Something Bill said over at Thinklings got me started thinking. He was quoting someone on climate change:
I’ll believe climate change is a crisis when the people who say it’s a crisis start acting like it’s a crisis.
I enjoyed that for its own point. It made me laugh: Exactly!

But on the rebound, I started thinking: that's a good way to sum up my point with my recent posts on how Christians sell Christianity short. I know a skeptic of sorts who says (basically) he'll think about taking Christianity seriously when the Christians start taking Christianity seriously.

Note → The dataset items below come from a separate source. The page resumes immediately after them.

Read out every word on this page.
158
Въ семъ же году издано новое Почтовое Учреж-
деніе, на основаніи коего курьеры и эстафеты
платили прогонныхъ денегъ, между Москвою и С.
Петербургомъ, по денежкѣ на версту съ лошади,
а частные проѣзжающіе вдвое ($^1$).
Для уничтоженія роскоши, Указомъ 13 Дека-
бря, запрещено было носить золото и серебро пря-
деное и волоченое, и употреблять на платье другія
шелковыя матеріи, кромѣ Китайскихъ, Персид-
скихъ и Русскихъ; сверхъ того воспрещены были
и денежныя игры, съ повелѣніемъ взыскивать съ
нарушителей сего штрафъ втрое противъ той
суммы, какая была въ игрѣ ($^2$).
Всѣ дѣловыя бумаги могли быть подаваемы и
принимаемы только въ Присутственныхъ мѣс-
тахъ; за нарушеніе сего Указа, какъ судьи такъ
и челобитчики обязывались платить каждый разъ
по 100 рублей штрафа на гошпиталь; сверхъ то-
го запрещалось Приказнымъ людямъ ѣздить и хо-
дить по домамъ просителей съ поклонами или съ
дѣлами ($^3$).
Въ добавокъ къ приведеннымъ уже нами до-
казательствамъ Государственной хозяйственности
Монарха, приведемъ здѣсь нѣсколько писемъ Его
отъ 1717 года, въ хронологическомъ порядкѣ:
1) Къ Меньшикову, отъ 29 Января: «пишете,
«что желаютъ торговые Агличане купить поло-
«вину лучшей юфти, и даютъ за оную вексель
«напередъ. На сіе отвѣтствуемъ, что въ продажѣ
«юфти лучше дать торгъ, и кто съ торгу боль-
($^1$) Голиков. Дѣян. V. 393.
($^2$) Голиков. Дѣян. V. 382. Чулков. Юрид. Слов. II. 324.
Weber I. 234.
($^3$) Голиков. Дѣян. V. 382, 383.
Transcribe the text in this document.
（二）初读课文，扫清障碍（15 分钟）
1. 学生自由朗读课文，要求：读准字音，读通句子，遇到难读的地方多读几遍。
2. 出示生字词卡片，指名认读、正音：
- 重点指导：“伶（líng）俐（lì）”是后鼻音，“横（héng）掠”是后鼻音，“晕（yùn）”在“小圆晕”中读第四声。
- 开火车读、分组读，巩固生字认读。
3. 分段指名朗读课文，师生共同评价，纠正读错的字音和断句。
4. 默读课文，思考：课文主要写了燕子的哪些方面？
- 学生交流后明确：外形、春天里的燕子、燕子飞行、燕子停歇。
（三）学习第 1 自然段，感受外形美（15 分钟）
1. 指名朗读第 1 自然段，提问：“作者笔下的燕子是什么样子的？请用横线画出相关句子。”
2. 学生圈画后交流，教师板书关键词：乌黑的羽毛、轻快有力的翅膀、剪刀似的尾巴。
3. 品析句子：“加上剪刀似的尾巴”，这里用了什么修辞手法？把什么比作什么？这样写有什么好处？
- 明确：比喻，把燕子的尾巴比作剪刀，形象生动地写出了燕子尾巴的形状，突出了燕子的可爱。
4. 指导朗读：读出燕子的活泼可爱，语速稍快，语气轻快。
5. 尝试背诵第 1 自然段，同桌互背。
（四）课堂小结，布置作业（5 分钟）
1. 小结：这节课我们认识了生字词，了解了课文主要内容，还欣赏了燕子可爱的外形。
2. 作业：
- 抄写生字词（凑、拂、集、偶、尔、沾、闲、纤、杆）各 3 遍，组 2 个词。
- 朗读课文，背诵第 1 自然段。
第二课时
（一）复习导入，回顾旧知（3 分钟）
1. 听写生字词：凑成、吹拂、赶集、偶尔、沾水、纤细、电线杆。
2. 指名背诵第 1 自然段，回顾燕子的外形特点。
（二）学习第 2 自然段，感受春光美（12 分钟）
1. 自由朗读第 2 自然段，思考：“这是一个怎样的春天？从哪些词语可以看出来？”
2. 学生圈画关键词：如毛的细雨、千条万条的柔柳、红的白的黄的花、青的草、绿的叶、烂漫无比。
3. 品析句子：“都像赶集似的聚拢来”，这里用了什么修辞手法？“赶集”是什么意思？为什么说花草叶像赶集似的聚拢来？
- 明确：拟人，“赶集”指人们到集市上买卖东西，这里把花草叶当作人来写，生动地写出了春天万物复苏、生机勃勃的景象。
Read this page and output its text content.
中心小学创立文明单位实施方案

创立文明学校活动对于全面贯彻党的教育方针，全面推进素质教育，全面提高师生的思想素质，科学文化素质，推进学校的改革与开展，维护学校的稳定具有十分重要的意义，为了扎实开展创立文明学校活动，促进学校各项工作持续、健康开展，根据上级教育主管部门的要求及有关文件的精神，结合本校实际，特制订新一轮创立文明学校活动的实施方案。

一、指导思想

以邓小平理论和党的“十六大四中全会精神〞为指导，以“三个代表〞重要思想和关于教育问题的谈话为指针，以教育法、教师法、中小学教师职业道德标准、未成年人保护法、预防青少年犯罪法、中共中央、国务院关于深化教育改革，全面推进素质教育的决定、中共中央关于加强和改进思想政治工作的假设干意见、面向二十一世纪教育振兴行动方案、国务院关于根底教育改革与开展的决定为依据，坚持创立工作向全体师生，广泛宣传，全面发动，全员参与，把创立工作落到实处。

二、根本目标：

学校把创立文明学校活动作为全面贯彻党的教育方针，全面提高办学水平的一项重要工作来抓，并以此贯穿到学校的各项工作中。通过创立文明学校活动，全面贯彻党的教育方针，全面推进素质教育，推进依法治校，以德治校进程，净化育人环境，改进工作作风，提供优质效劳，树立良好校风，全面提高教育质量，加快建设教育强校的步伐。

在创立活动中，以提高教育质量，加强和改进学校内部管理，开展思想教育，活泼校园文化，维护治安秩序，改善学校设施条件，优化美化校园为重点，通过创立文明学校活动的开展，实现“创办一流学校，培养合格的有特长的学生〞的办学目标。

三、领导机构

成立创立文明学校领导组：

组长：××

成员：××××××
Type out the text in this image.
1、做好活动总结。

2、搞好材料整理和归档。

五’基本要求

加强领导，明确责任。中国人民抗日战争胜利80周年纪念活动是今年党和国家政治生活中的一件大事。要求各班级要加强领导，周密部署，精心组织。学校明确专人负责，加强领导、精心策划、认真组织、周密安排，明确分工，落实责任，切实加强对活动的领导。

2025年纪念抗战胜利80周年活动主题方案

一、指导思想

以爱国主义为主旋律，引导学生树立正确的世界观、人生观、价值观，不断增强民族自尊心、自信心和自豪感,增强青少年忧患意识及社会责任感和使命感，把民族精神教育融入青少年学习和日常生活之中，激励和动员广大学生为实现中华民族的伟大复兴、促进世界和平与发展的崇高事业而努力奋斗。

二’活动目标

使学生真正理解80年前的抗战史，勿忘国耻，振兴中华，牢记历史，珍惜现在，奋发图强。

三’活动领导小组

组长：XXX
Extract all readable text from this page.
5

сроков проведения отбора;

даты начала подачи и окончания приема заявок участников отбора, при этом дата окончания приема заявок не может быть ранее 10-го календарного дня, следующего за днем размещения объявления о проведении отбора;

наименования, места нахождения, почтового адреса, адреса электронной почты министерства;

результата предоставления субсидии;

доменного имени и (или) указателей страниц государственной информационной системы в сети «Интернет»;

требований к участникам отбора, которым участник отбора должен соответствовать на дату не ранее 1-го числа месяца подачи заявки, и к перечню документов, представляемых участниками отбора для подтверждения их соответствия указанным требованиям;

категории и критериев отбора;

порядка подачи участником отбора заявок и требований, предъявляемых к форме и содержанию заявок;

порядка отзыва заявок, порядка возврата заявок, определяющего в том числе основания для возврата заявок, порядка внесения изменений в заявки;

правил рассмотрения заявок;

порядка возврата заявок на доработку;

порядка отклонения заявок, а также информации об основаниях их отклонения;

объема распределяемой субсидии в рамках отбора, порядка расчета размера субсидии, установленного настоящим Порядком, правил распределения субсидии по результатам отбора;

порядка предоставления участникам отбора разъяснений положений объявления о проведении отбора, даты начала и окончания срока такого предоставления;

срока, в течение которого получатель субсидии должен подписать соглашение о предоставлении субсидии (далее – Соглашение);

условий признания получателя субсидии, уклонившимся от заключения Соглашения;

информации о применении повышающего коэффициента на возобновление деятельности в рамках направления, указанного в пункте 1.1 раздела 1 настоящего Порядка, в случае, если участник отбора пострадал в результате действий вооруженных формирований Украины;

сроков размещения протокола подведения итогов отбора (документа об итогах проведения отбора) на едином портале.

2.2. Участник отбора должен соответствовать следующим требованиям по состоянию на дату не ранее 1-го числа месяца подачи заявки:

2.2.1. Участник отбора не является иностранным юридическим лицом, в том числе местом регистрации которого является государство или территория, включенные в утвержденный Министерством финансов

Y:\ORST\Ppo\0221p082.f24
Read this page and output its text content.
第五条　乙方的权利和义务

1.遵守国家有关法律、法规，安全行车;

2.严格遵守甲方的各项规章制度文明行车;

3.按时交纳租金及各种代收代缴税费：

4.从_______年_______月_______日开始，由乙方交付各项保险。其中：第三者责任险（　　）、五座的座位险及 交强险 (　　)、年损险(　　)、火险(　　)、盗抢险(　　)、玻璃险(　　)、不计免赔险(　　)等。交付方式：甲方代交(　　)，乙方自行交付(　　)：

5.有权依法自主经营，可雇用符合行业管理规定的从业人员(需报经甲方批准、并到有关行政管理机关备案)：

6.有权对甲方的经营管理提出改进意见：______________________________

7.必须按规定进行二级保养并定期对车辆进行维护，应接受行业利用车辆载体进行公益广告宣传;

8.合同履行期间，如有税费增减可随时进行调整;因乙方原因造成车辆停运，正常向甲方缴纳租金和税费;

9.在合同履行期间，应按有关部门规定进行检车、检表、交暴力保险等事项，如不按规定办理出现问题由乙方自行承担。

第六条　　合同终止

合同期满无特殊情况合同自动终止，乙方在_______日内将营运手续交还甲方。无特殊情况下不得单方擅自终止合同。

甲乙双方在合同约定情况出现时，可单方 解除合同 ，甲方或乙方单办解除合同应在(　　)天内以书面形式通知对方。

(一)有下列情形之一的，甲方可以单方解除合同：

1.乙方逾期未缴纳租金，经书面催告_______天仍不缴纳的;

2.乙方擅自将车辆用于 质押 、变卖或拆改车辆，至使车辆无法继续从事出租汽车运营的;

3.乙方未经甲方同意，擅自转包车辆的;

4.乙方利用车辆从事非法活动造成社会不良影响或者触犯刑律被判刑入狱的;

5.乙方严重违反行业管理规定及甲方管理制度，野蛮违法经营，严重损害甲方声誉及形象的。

You know the questions you hear sometime, "if you could meet one famous person and ask one question ..."? I know a skeptic who told me that he really wants to meet one of the big-name televangelists, and he would ask him: "Do you believe in God? No, really, do you believe God exists? Because if you really believe that stuff, how can you sleep at night? Aren't you worried what he'll say about your life?" (He figured the more dishonest types should have trouble sleeping at night if they really believed a day of reckoning were coming.) And it's not just the big-name televangelists or the pedophile priests who give us big-name headaches. It's the cumulative effect of all of us, when the time comes between choosing what is right and what is easy, far too often choosing what is easy. I don't want to minimize forgiveness: my life depends on it. I just wish we didn't use it as a cop-out.